Но здравый смысл тем не менее предполагал, что Джейкоб («Пусть он умрет») оставался главной целью. Скорее всего, он стал бы единственной жертвой или первой из многих.
Когда мы вернулись в комнату Джейкоба, он впервые на моей памяти не рисовал. Сидел на стуле с высокой спинкой, с подушкой на коленях, на которой при необходимости отдыхала рука. Наклонив голову, очень сосредоточенный, ниткой персикового цвета он вышивал цветы на белой материи, вероятно на носовом платке.
Занимался вроде бы странным для мужчины делом, но выказывал удивительное мастерство. Наблюдая, как ловко он управляется с иголкой и ниткой, видя получающийся результат, я понял — эти широкие руки с короткими пальцами вышивают так же здорово, как рисуют.
Не отрывая Джейкоба от его занятия, я отошел к окну, где собрались Романович, Костяшки и брат Максуэлл.
Брат Максуэлл окончил школу журналистики университета Миссури. Семь лет проработал криминальным репортером в Лос-Анджелесе.
Число серьезных преступлений в этом мегаполисе превосходило число репортеров, которые могли о них написать. Каждую неделю десятки трудолюбивых головорезов и мотивированных маньяков совершали чудовищные акты насилия и обнаруживали, к своему разочарованию, что им не уделили даже двух дюймов газетной колонки.
Как-то утром Максуэлл оказался перед нелегким выбором. Он мог написать об убийстве сексуального извращенца, особо кровавом убийстве, совершенном топором, киркой и лопатой, убийстве с элементами каннибализма и о нападении и ритуальном обезображивании четырех пожилых женщин-евреек в интернате.
К собственному удивлению (не говоря уже об удивлении коллег), он забаррикадировался в кафетерии редакции. В торговых автоматах хватало шоколадных батончиков и крекеров с арахисовым маслом, вот Максуэлл и решил, что протянет как минимум месяц, прежде чем у него начнется цинга, вызванная дефицитом витамина С.
Когда к двери кафетерия прибыл на переговоры главный редактор, Максуэлл тоже поставил того перед выбором: или он каждую неделю получает трехлитровую банку апельсинового сока, который доставляют ему по лестнице через окно кафетерия на третьем этаже, или его немедленно увольняют. Обдумав оба, учтя даже привычку вице-президента по персоналу тянуть с увольнением сотрудников, во избежание получения судебного иска, редактор тем не менее уволил Максуэлла.

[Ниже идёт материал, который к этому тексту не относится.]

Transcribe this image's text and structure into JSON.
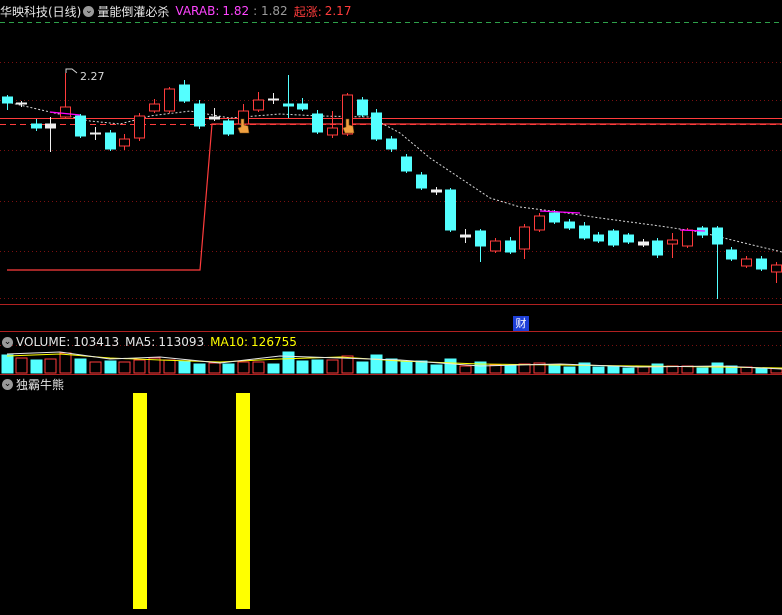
{
  "header": {
    "stock_title": "华映科技(日线)",
    "indicator_name": "量能倒灌必杀",
    "varab_label": "VARAB:",
    "varab_value": "1.82",
    "varab_value2": ": 1.82",
    "qizhang_label": "起涨:",
    "qizhang_value": "2.17"
  },
  "price_pane": {
    "high_label": "2.27",
    "event_badge": "财"
  },
  "volume_pane": {
    "volume_label": "VOLUME:",
    "volume_value": "103413",
    "ma5_label": "MA5:",
    "ma5_value": "113093",
    "ma10_label": "MA10:",
    "ma10_value": "126755"
  },
  "signal_pane": {
    "title": "独霸牛熊",
    "signal_count": 2
  },
  "colors": {
    "up": "#ff3c3c",
    "down": "#54ffff",
    "signal": "#ffff00",
    "magenta": "#ff00ff",
    "varab": "#ff44ff",
    "qizhang": "#ff3c3c",
    "volume_ma10": "#ffff00"
  },
  "icons": [
    "collapse-circle-icon",
    "pointing-hand-icon"
  ]
}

Торжествуя, Максуэлл покинул кафетерий и только дома, хохоча, как безумный, осознал, что ведь мог просто уволиться. Журналистику он уже воспринимал не как карьеру, а как тюремное заключение.
Закончив смеяться, решил, что его временное помешательство — дар Божий, знак, требующий покинуть Лос-Анджелес и отправиться туда, где больше людей и меньше бандитов. Пятнадцать лет тому назад он стал сначала кандидатом в послушники, потом послушником и, наконец, принял монашеские обеты.
— Когда это здание перестраивали из старого аббатства, — говорил он, оглядывая окно комнаты Джейкоба, — некоторые окна на первом этаже увеличили и заменили. Перемычки между стеклянными панелями там теперь деревянные. Но на этом этаже остались прежние окна. Они меньше, и всё здесь из литой бронзы, в том числе и перемычки.
— Так легко через них не вломиться, — кивнул брат Костяшки.
— И оконные панели — квадраты по десять дюймов, — добавил Романович. — То чудовище, с которым мы столкнулись на дороге, в такую дырку не влезет. Даже если оно высадит окно целиком, все равно в комнате не поместится. Слишком большое.
— В градирне чудовище было меньше того, что перевернуло вездеход, — заметил я. — Через десятидюймовую дырку оно бы не пролезло, но через окно — вполне.
— Окно открывается наружу, — указал Максуэлл. — Даже с разбитыми стеклами внутрь оно не подастся, его придется выбивать вместе с оконной коробкой.
— Прижимаясь к стене здания, — уточнил Романович.
— И на сильном ветру, — напомнил Максуэлл о неблагоприятных погодных условиях.
— Вполне возможно, что чудовищу все это под силу, — ответил я, — да при этом оно еще сможет крутить семь тарелок на семи бамбуковых шестах.
— Нет, — брат Костяшки покачал головой. — Может, три тарелки, но не семь. Ему еще придется иметь дело с нами. А мы ему спуска не дадим.
Я подошел к Джейкобу, присел на корточки.
— Прекрасная вышивка.
— Не теряю времени даром, — он не поднимал головы, не отрывал глаз от работы.
— Это правильно.
— Кто занят — тот счастлив. — Я подозревал, мать при жизни говорила ему, как важно давать миру все то, на что ты способен.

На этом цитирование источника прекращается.